Alright, to be completely honest this is just a glorified GTX 1660 with GDDR6 memory, but this makes big difference in its performance which I would go into later.
The GeForce GTX 1660 Super, launched in October 2019 and based on a 12nm process with the Turing architecture. Although, unlike the 1660 Ti, which uses the same GPU and has all 1536 shaders unlocked, Nvidia disabled some of the shading units to reach the targeted shader count of 1408. Now for the memory upgrade, the GTX 1660 went through a massive change, from GDDR5 with 192GB/s to GDDR6 with 336GB/s, before this card was launched, the only other card with this fast memory was the RTX 2060.
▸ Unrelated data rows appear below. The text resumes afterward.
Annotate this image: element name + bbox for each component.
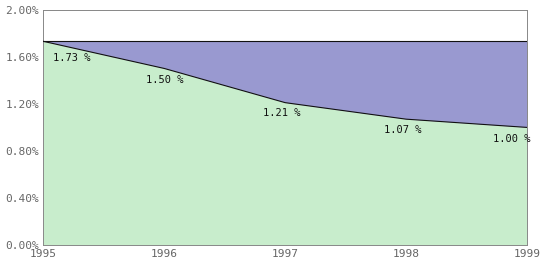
Text: 1.07 %: 1.07 %: [384, 125, 422, 135]
Text: 1.21 %: 1.21 %: [264, 108, 301, 118]
Text: 1.00 %: 1.00 %: [493, 134, 531, 144]
Text: 1.73 %: 1.73 %: [53, 54, 91, 63]
Text: 1.50 %: 1.50 %: [146, 75, 183, 85]
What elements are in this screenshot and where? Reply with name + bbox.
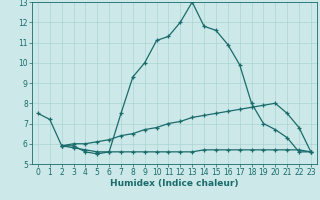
X-axis label: Humidex (Indice chaleur): Humidex (Indice chaleur) bbox=[110, 179, 239, 188]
Now the average Joe might ask “What’s the difference between GDDR5 and GDDR6?” and “Is it worth shelling out the extra cash?”, the answer to latter is YES, the increase in the memory bandwidth means the card can draw frames faster and draw higher quality images faster, having a low memory bandwidth can mean the GPU is suddenly bottlenecked, as it’s waiting for the RAM to send it data, suddenly limiting the frames or FPS it can spit out.
The GeForce GTX 1660 Super retailes for around ₹21,000 (as of Q1 2020), while the GTX 1660 Ti is around ₹26,500 (as of Q1 2020), the 2%-3% increase in performance doesn’t exactly validate its extra ₹5,000.
If you are in the market for a 1080p gaming graphics card, I would recommend buying the GTX 1660 Super. The original GTX 1660 was already a very good entry level GPU, Nvidia made it better in every single way. The Nvidia Super series cards have been a bit of a hit and miss (I’m looking at you RTX 2080 Super), but I can’t recommend GTX 1660 Super enough.
At the end of the day, 1080p is the most popular gaming resolution in the PC section, and graphic cards of this price range is where people will end up spending their money.